Presseschau vom 12. September 2015 – Schweizer Medien über den "Tötet Roger Köppel"-Beitrag des Zentrums für Politische Schönheit
Marketing per Mordaufruf?
Marketing per Mordaufruf?
12. September 2015. Die Neue Zürcher Zeitung (12.9.2015) und der ebenfalls in Zürich erscheinende Tages-Anzeiger (12.9.2015) berichten über eine neue Aktion des deutsch-schweizerischen Künstlerkollektiv Zentrum für politische Schönheit, das zuletzt mit Die Toten kommen und dem Ersten Europäischen Mauerfall für Aufsehen gesorgt hatte. In dem Schweizer Arbeitslosen-Magazin "Surprise" haben die Künstler*innen nun in einem Gastbeitrag zum Mord an Roger Köppel aufgerufen: "Tötet Roger Köppel! / Köppel Roger tötet!" Köppel ist Verleger und Chefredakteur der Wochenzeitung Die Weltwoche und Nationalratskandidat für die rechtspopulistische SVP und war am 8. September in der Talkshow "Menschen bei Maischberger" zum Thema Flüchtlinge und Asylpolitik aufgetreten und hatte stärkere Solidarität mit den Einheimischen gefordert, für jene, "die hier arbeiten und Steuern zahlen, die rechnen müssen und vielleicht keinen sicheren Job haben".

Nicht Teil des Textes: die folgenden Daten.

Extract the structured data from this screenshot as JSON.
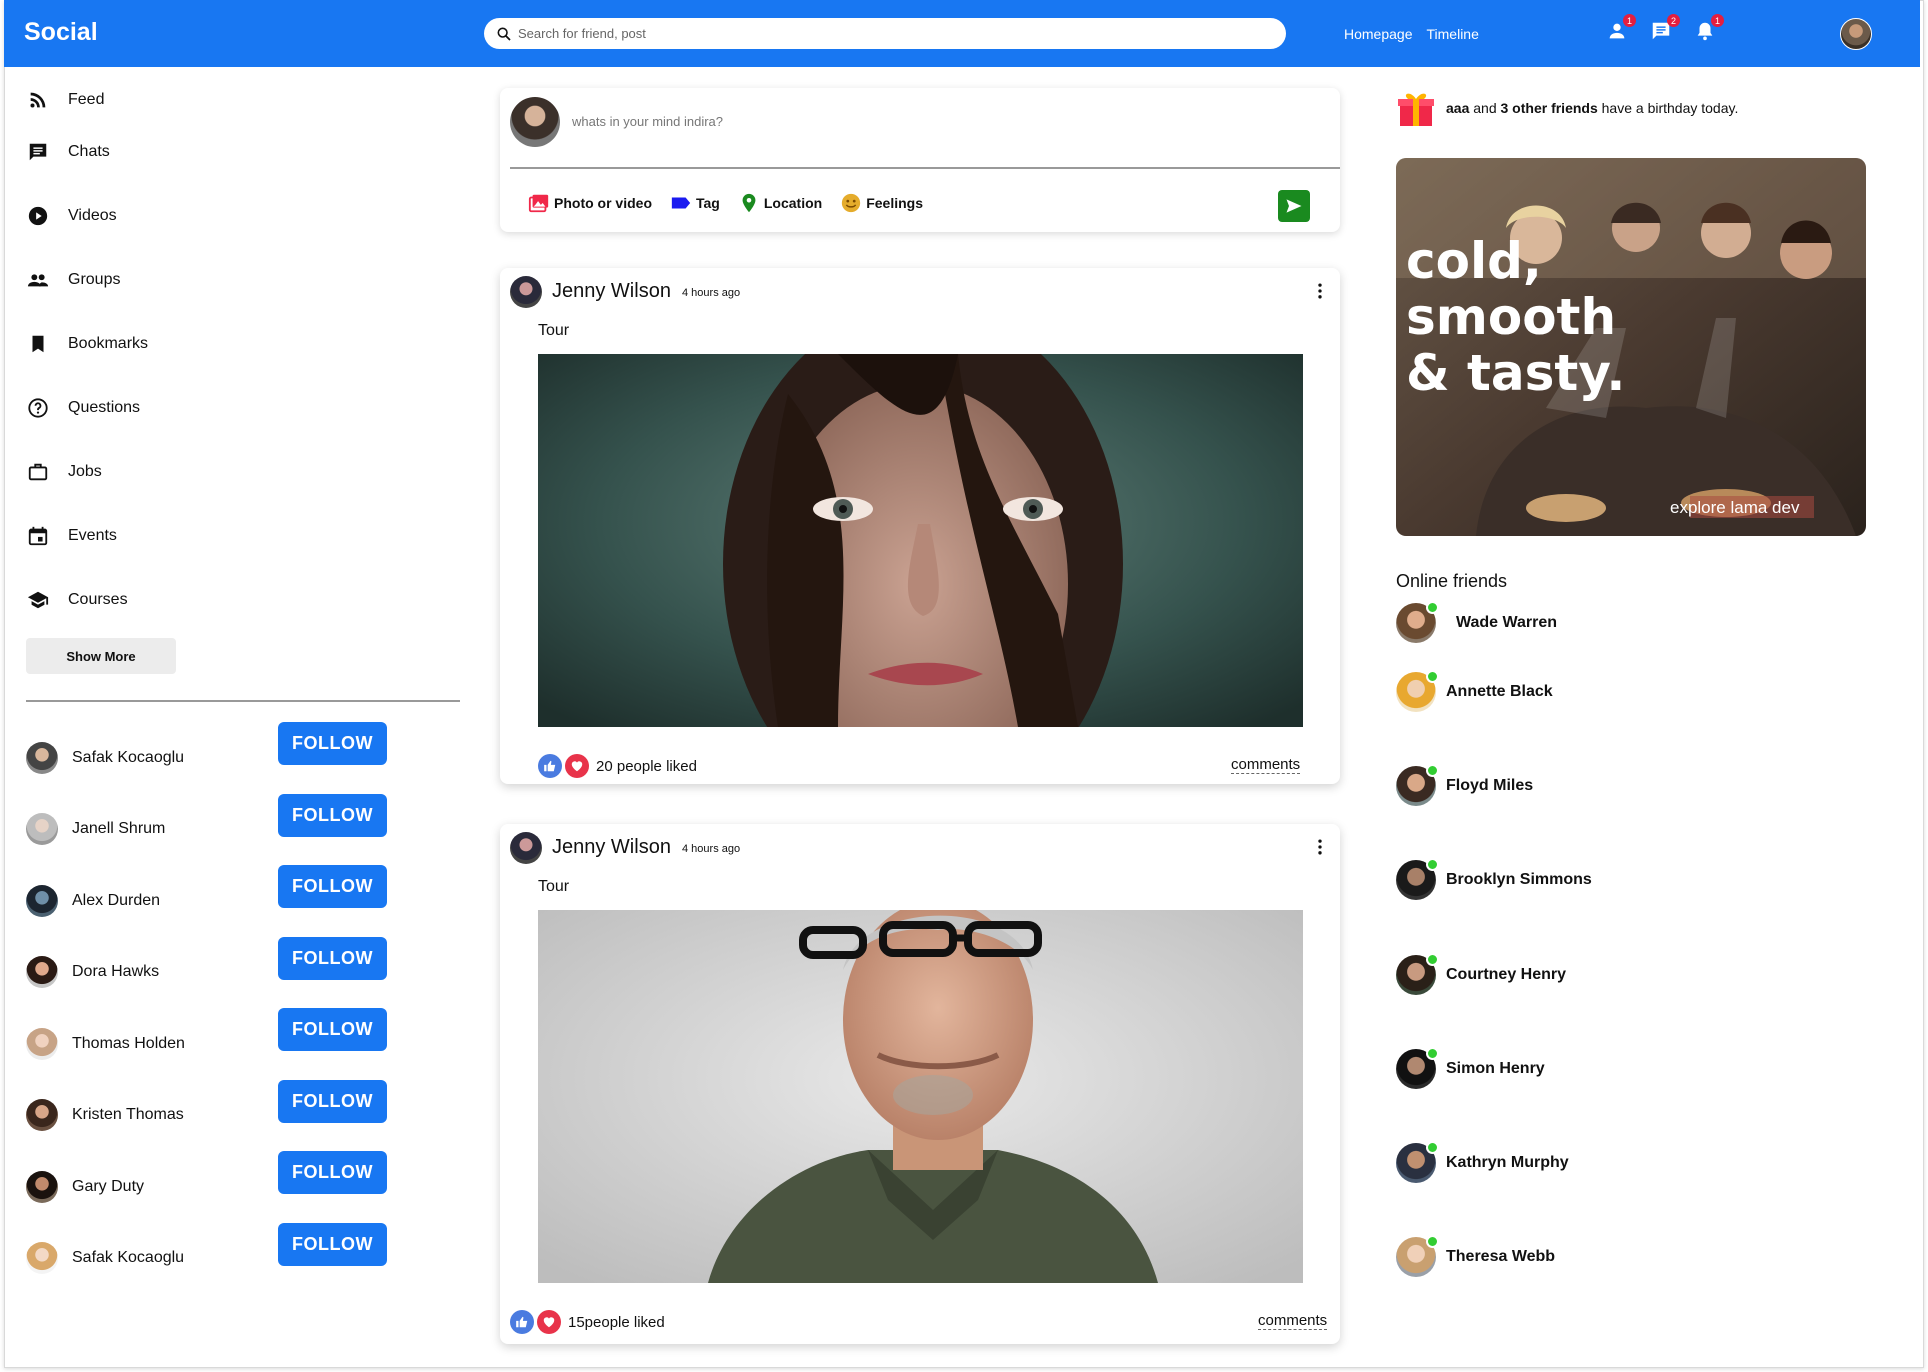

"Der Aufruf zum Mord an Köppel kann als eine Reaktion auf dessen Auftritt im deutschen Fernsehen verstanden werden", so Andreas Tobler im Tages-Anzeiger, der als Vorbilder dieser Aktion Christoph Schlingensiefs Aufruf zum Mord an Helmut Kohl (u.a. 1997 bei der Documenta in Kassel) nennt – "wobei Schlingensief immer straflos blieb, da seine Aussagen einem künstlerischen Kontext zuzuordnen seien. So das Urteil der deutschen Richter." Auf Schlingensief beruft sich laut Tobler auch das "Surprise"-Magazin, das für eine Sonderausgabe zu den eidgenössischen Wahlen 80 Intellektuelle um Beiträge zu der Frage "Was braucht die Schweiz?" gebeten hatte, unter ihnen Philipp Ruch, Chefdenkter des ZPS. Die Redaktion habe Ruchs Beitrag intensiv diskutiert, sich aber für die Veröffentlichung entschieden, "da es mit Schlingensief Vorbilder gibt und die Ankündigung in den Augen der Redaktion wichtige moralische Fragen aufwerfe: 'Was darf man, was darf man nicht? Wo sind die Grenzen des guten Geschmacks? Wie geht die Schweiz mit Provokation um?'"
Tobler selbst fragt sich, ob es sich bei dem Aufruf "am Ende nur um Marketing" handelt. Schließlich verweist das ZPS darunter auf seine neue Produktion am Theater Dortmund, deren Premiere nächste Woche stattfindet. Christina Neuhaus von der NZZ findet schärfere Worte: "Damit das auch ja alle mitbekommen, haben sich die Verantwortlichen nicht entblödet, das Sujet per Mail in die helvetischen Redaktionen zu senden." Ihr "Ratschlag an die hochmoralische Künstlerschaft: Wenn Sie genügend lang über die Menschenwürde nachgedacht haben, wenden Sie sich doch der Meinungsfreiheit zu. Soll sie auch für Journalisten gelten?"